La soja de primera entra en su período crítico y el rinde queda atado a las lluvias
La campaña gruesa en la región núcleo atraviesa uno de sus momentos más sensibles, con la soja de primera ingresando de lleno en el período crítico bajo un escenario de marcado déficit hídrico y altas temperaturas. Según el último informe de la Bolsa de Comercio de Rosario (BCR), el potencial de rinde del cultivo comienza a tambalear y el nivel de pérdidas dependerá directamente de lo que ocurra con las lluvias en los próximos siete días.
Actualmente, el 5% del área de soja de primera se encuentra en plena fructificación (R4), mientras que el 55% está iniciando esa etapa (R3) y el resto transita la floración (R2). Esta combinación de estadios eleva la demanda de agua en un contexto climático adverso, ya que gran parte de la región núcleo arrastra escasez de precipitaciones desde fines de diciembre.
Estrés hídrico y señales de alerta en los lotes
Los técnicos advierten que el estrés ya comienza a expresarse en distintos puntos de la región. En Baradero, señalan que “la planta se quedó en altura, está apretada por la falta de agua”, y ya se observan abortos de hojas inferiores. El riesgo es que ese estrés avance hacia las flores, lo que tendría impacto directo sobre el rinde final.
En Piedritas, los ambientes más bajos o restrictivos ya muestran pérdidas concretas de potencial, con cultivos manchoneados, reducción del área foliar y signos de estrés marcado. En zonas como Junín y Marcos Juárez, en cambio, la soja aún podría resistir alrededor de una semana más sin lluvias, aunque el margen se achica rápidamente y todo queda supeditado a precipitaciones de corto plazo.

Pronóstico: calor extremo y lluvias inciertas
El escenario climático agrega tensión. A partir del domingo 25, se espera el inicio de una ola de calor, con temperaturas máximas de 35 a 38 °C y mínimas elevadas, lo que acelerará el consumo de agua del suelo. Recién desde el lunes 26, la presencia de un sistema frontal frío, débil y estacionario, podría favorecer lluvias aisladas e intermitentes en la región núcleo.
La principal preocupación es que los aportes sean insuficientes o desparejos, como viene ocurriendo desde fines de diciembre. Si las lluvias no se concretan con cierta generalidad, el impacto sobre la soja de primera podría profundizarse justo en el momento de mayor definición del rendimiento.
Maíz temprano: la foto general aguanta, pero con fuertes contrastes
En maíz temprano, la situación es heterogénea.
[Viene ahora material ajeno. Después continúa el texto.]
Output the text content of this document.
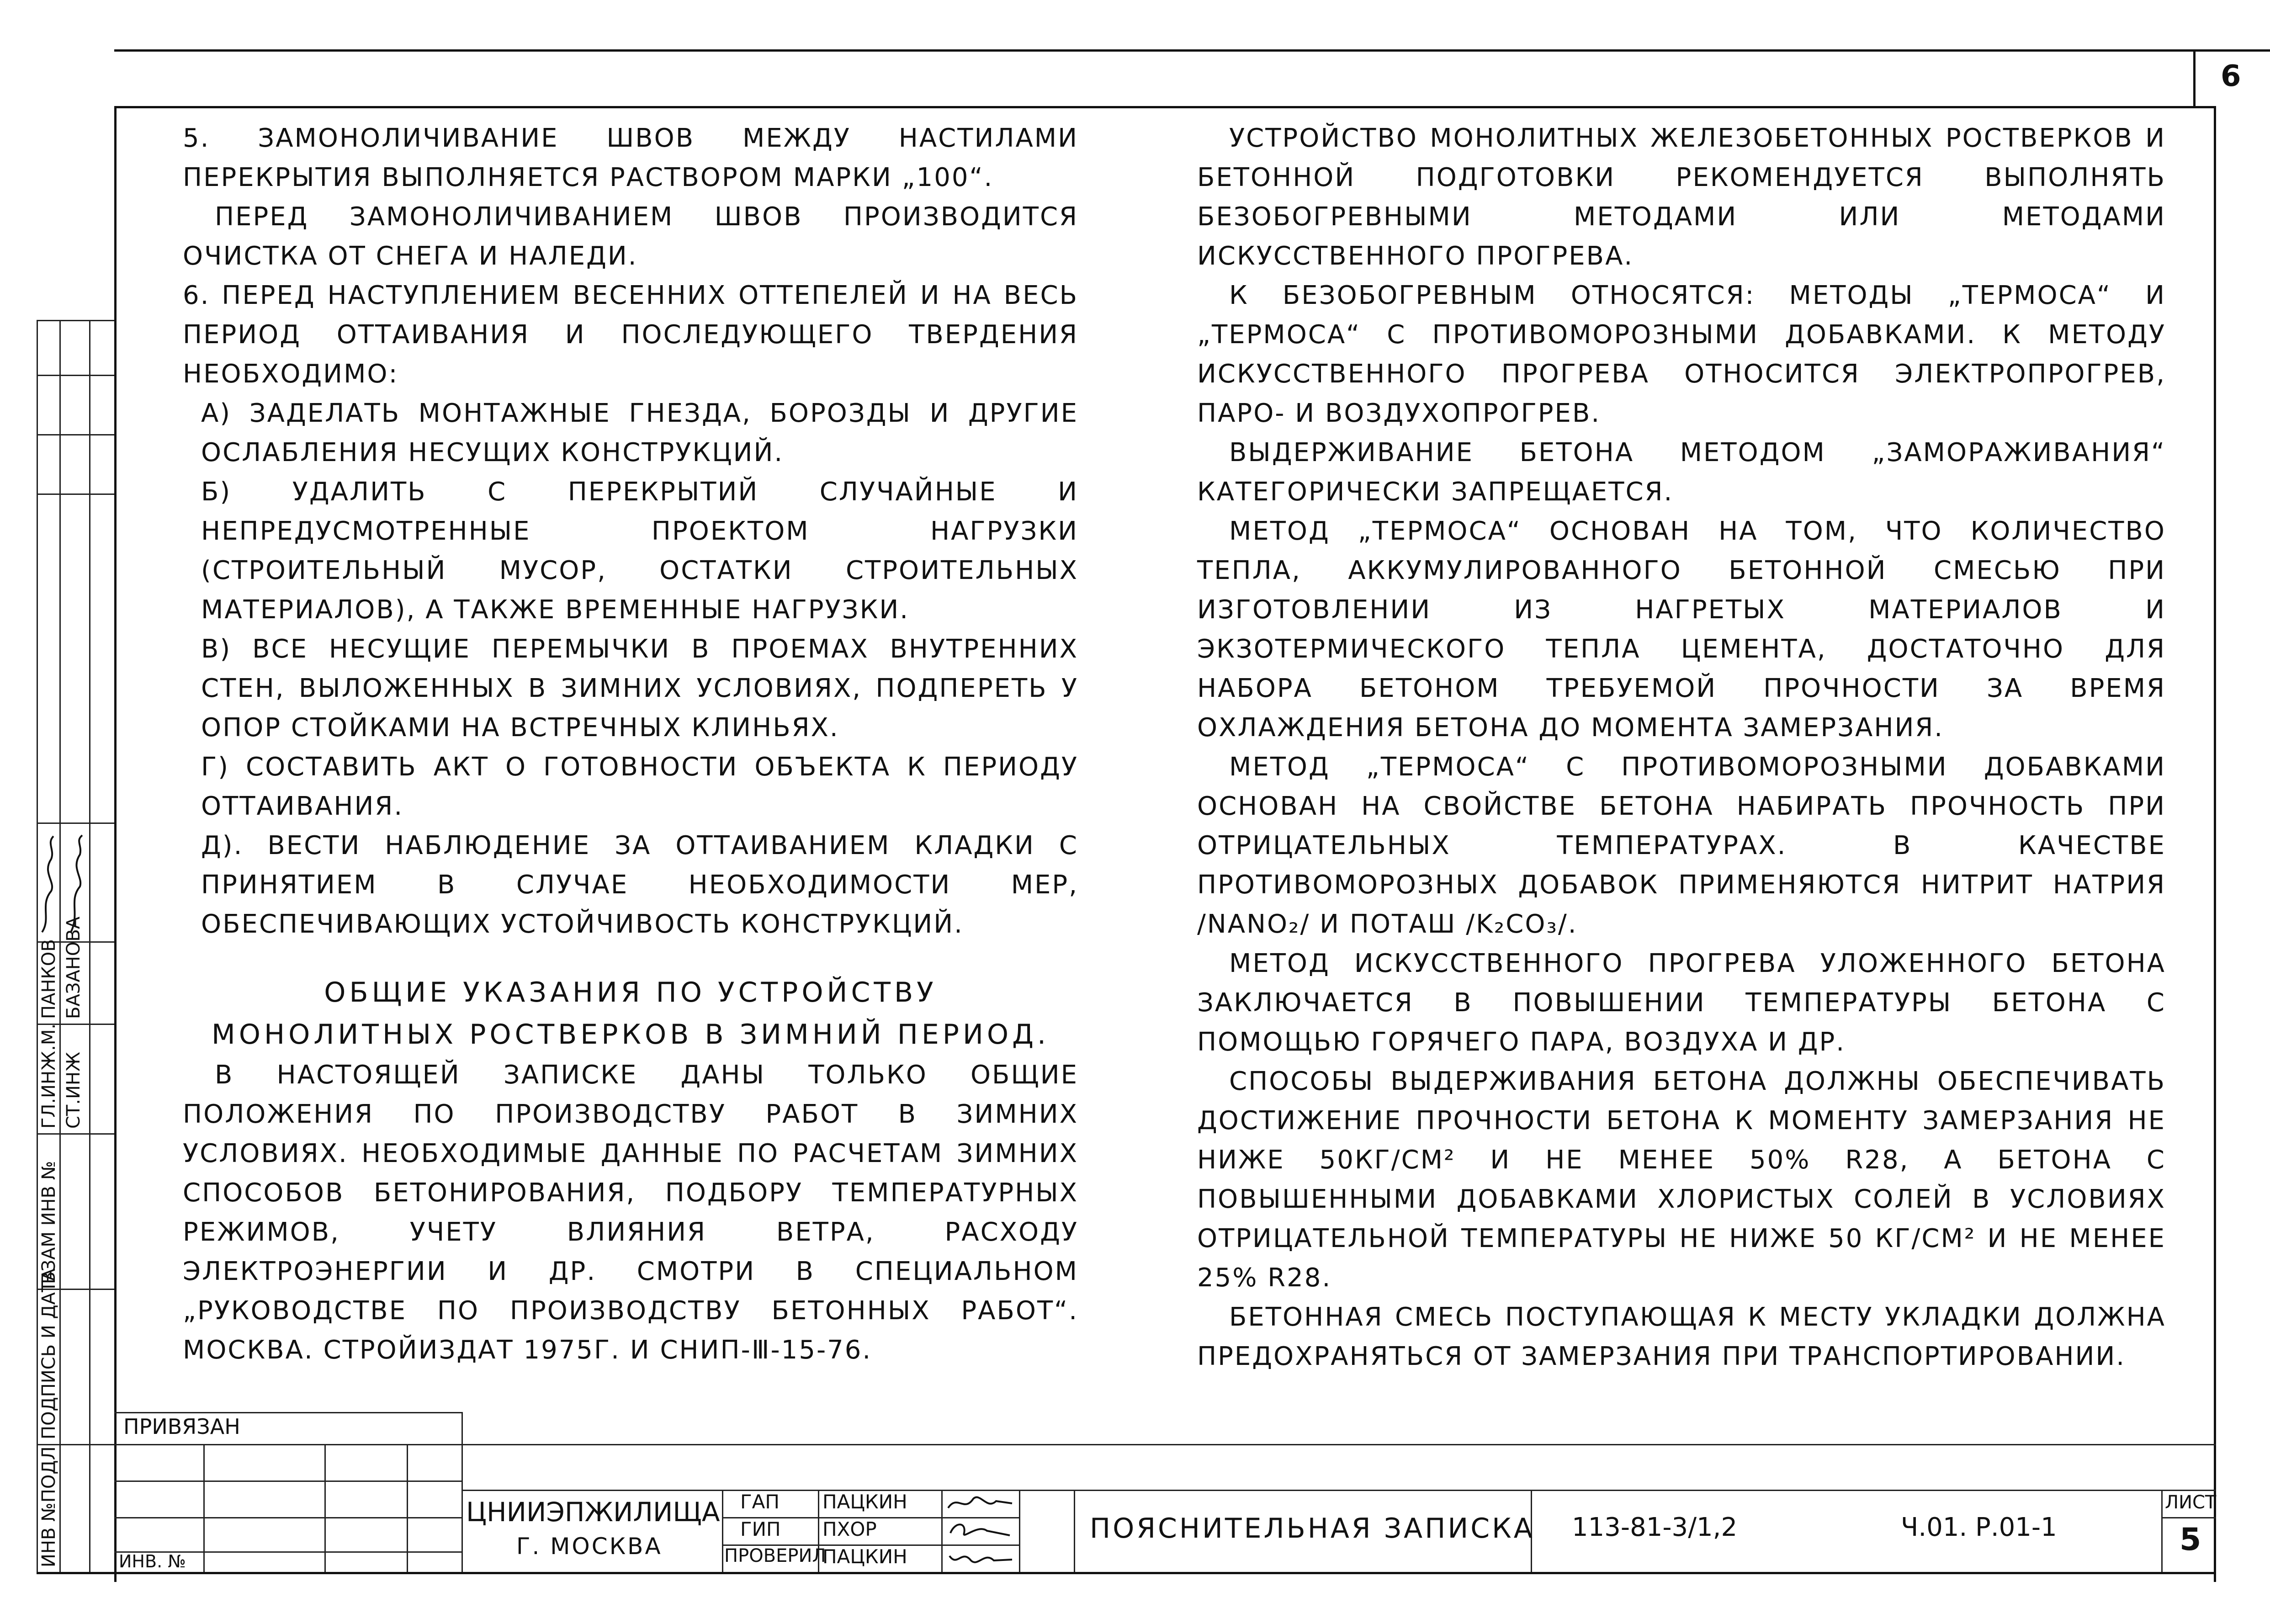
6

5. ЗАМОНОЛИЧИВАНИЕ ШВОВ МЕЖДУ НАСТИЛАМИ ПЕРЕКРЫТИЯ ВЫПОЛНЯЕТСЯ РАСТВОРОМ МАРКИ „100“.

ПЕРЕД ЗАМОНОЛИЧИВАНИЕМ ШВОВ ПРОИЗВОДИТСЯ ОЧИСТКА ОТ СНЕГА И НАЛЕДИ.

6. ПЕРЕД НАСТУПЛЕНИЕМ ВЕСЕННИХ ОТТЕПЕЛЕЙ И НА ВЕСЬ ПЕРИОД ОТТАИВАНИЯ И ПОСЛЕДУЮЩЕГО ТВЕРДЕНИЯ НЕОБХОДИМО:

А) ЗАДЕЛАТЬ МОНТАЖНЫЕ ГНЕЗДА, БОРОЗДЫ И ДРУГИЕ ОСЛАБЛЕНИЯ НЕСУЩИХ КОНСТРУКЦИЙ.

Б) УДАЛИТЬ С ПЕРЕКРЫТИЙ СЛУЧАЙНЫЕ И НЕПРЕДУСМОТРЕННЫЕ ПРОЕКТОМ НАГРУЗКИ (СТРОИТЕЛЬНЫЙ МУСОР, ОСТАТКИ СТРОИТЕЛЬНЫХ МАТЕРИАЛОВ), А ТАКЖЕ ВРЕМЕННЫЕ НАГРУЗКИ.

В) ВСЕ НЕСУЩИЕ ПЕРЕМЫЧКИ В ПРОЕМАХ ВНУТРЕННИХ СТЕН, ВЫЛОЖЕННЫХ В ЗИМНИХ УСЛОВИЯХ, ПОДПЕРЕТЬ У ОПОР СТОЙКАМИ НА ВСТРЕЧНЫХ КЛИНЬЯХ.

Г) СОСТАВИТЬ АКТ О ГОТОВНОСТИ ОБЪЕКТА К ПЕРИОДУ ОТТАИВАНИЯ.

Д). ВЕСТИ НАБЛЮДЕНИЕ ЗА ОТТАИВАНИЕМ КЛАДКИ С ПРИНЯТИЕМ В СЛУЧАЕ НЕОБХОДИМОСТИ МЕР, ОБЕСПЕЧИВАЮЩИХ УСТОЙЧИВОСТЬ КОНСТРУКЦИЙ.

ОБЩИЕ УКАЗАНИЯ ПО УСТРОЙСТВУ
МОНОЛИТНЫХ РОСТВЕРКОВ В ЗИМНИЙ ПЕРИОД.

В НАСТОЯЩЕЙ ЗАПИСКЕ ДАНЫ ТОЛЬКО ОБЩИЕ ПОЛОЖЕНИЯ ПО ПРОИЗВОДСТВУ РАБОТ В ЗИМНИХ УСЛОВИЯХ. НЕОБХОДИМЫЕ ДАННЫЕ ПО РАСЧЕТАМ ЗИМНИХ СПОСОБОВ БЕТОНИРОВАНИЯ, ПОДБОРУ ТЕМПЕРАТУРНЫХ РЕЖИМОВ, УЧЕТУ ВЛИЯНИЯ ВЕТРА, РАСХОДУ ЭЛЕКТРОЭНЕРГИИ И ДР. СМОТРИ В СПЕЦИАЛЬНОМ „РУКОВОДСТВЕ ПО ПРОИЗВОДСТВУ БЕТОННЫХ РАБОТ“. МОСКВА. СТРОЙИЗДАТ 1975Г. И СНИП-Ⅲ-15-76.

УСТРОЙСТВО МОНОЛИТНЫХ ЖЕЛЕЗОБЕТОННЫХ РОСТВЕРКОВ И БЕТОННОЙ ПОДГОТОВКИ РЕКОМЕНДУЕТСЯ ВЫПОЛНЯТЬ БЕЗОБОГРЕВНЫМИ МЕТОДАМИ ИЛИ МЕТОДАМИ ИСКУССТВЕННОГО ПРОГРЕВА.

К БЕЗОБОГРЕВНЫМ ОТНОСЯТСЯ: МЕТОДЫ „ТЕРМОСА“ И „ТЕРМОСА“ С ПРОТИВОМОРОЗНЫМИ ДОБАВКАМИ. К МЕТОДУ ИСКУССТВЕННОГО ПРОГРЕВА ОТНОСИТСЯ ЭЛЕКТРОПРОГРЕВ, ПАРО- И ВОЗДУХОПРОГРЕВ.

ВЫДЕРЖИВАНИЕ БЕТОНА МЕТОДОМ „ЗАМОРАЖИВАНИЯ“ КАТЕГОРИЧЕСКИ ЗАПРЕЩАЕТСЯ.

МЕТОД „ТЕРМОСА“ ОСНОВАН НА ТОМ, ЧТО КОЛИЧЕСТВО ТЕПЛА, АККУМУЛИРОВАННОГО БЕТОННОЙ СМЕСЬЮ ПРИ ИЗГОТОВЛЕНИИ ИЗ НАГРЕТЫХ МАТЕРИАЛОВ И ЭКЗОТЕРМИЧЕСКОГО ТЕПЛА ЦЕМЕНТА, ДОСТАТОЧНО ДЛЯ НАБОРА БЕТОНОМ ТРЕБУЕМОЙ ПРОЧНОСТИ ЗА ВРЕМЯ ОХЛАЖДЕНИЯ БЕТОНА ДО МОМЕНТА ЗАМЕРЗАНИЯ.

МЕТОД „ТЕРМОСА“ С ПРОТИВОМОРОЗНЫМИ ДОБАВКАМИ ОСНОВАН НА СВОЙСТВЕ БЕТОНА НАБИРАТЬ ПРОЧНОСТЬ ПРИ ОТРИЦАТЕЛЬНЫХ ТЕМПЕРАТУРАХ. В КАЧЕСТВЕ ПРОТИВОМОРОЗНЫХ ДОБАВОК ПРИМЕНЯЮТСЯ НИТРИТ НАТРИЯ /NANO₂/ И ПОТАШ /K₂CO₃/.

МЕТОД ИСКУССТВЕННОГО ПРОГРЕВА УЛОЖЕННОГО БЕТОНА ЗАКЛЮЧАЕТСЯ В ПОВЫШЕНИИ ТЕМПЕРАТУРЫ БЕТОНА С ПОМОЩЬЮ ГОРЯЧЕГО ПАРА, ВОЗДУХА И ДР.

СПОСОБЫ ВЫДЕРЖИВАНИЯ БЕТОНА ДОЛЖНЫ ОБЕСПЕЧИВАТЬ ДОСТИЖЕНИЕ ПРОЧНОСТИ БЕТОНА К МОМЕНТУ ЗАМЕРЗАНИЯ НЕ НИЖЕ 50КГ/СМ² И НЕ МЕНЕЕ 50% R28, А БЕТОНА С ПОВЫШЕННЫМИ ДОБАВКАМИ ХЛОРИСТЫХ СОЛЕЙ В УСЛОВИЯХ ОТРИЦАТЕЛЬНОЙ ТЕМПЕРАТУРЫ НЕ НИЖЕ 50 КГ/СМ² И НЕ МЕНЕЕ 25% R28.

БЕТОННАЯ СМЕСЬ ПОСТУПАЮЩАЯ К МЕСТУ УКЛАДКИ ДОЛЖНА ПРЕДОХРАНЯТЬСЯ ОТ ЗАМЕРЗАНИЯ ПРИ ТРАНСПОРТИРОВАНИИ.

ИНВ №ПОДЛ
ПОДПИСЬ И ДАТА
ВЗАМ ИНВ №
ГЛ.ИНЖ.М. СТ.ИНЖ
ПАНКОВ БАЗАНОВА
ПРИВЯЗАН
ИНВ. №
ЦНИИЭПЖИЛИЩА
Г. МОСКВА
ГАП
ГИП
ПРОВЕРИЛ
ПАЦКИН
ПХОР
ПАЦКИН
ПОЯСНИТЕЛЬНАЯ ЗАПИСКА 113-81-3/1,2	Ч.01. Р.01-1
ЛИСТ
5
A nivel regional, 6 de cada 10 lotes se mantienen entre muy buenos y excelentes, aunque esa condición cayó 8 puntos porcentuales en la última semana. Los cuadros regulares ya explican el 9% del área y apareció un 1% en mal estado.

Donde el agua llegó a tiempo y los ambientes son de buena aptitud, los rindes siguen siendo elevados: en Corral de Bustos y Monte Buey aún se proyectan 120 qq/ha, en Carlos Pellegrini hasta 140 qq/ha, y en sectores de Colón y Junín las expectativas se mantienen firmes. Sin embargo, en la franja central de la región núcleo y, especialmente, en el sudeste cordobés, las pérdidas ya oscilan entre el 30 y el 50%, con rindes que podrían caer a 70 qq/ha o menos.
La soja de segunda también siente la falta de agua
La soja de segunda muestra un panorama más ajustado, muy condicionado por la distribución de las lluvias. En Carlos Pellegrini y Bigand, necesita precipitaciones urgentes para evitar una mayor desaceleración del crecimiento, aunque todavía se mantiene en carrera para lograr buenos rindes si el clima acompaña.
En Bombal, el cultivo resiste mejor gracias al importante rastrojo de trigo, que permitió conservar humedad en el suelo. En San Gregorio, la soja de segunda está más adelantada que otros años y puede tolerar algunos días más sin lluvias, pero luego requerirá agua para no perder estructura y potencial productivo. En Colón, en cambio, los síntomas de estrés son más visibles, sobre todo en suelos overos y de menor calidad.

Punto de inflexión para la campaña
El informe de la BCR es claro: la campaña aún puede terminar siendo muy buena, pero ya no sobra margen. La soja de primera entra en su etapa decisiva con reservas ajustadas, el maíz temprano empieza a mostrar recortes donde no llovió y la soja de segunda depende de lluvias inmediatas.
Los próximos días serán determinantes. Si las precipitaciones llegan a tiempo, todavía es posible sostener buena parte del potencial productivo. Si no, el ajuste de rindes será inevitable, marcando un quiebre en una campaña que venía con expectativas muy altas.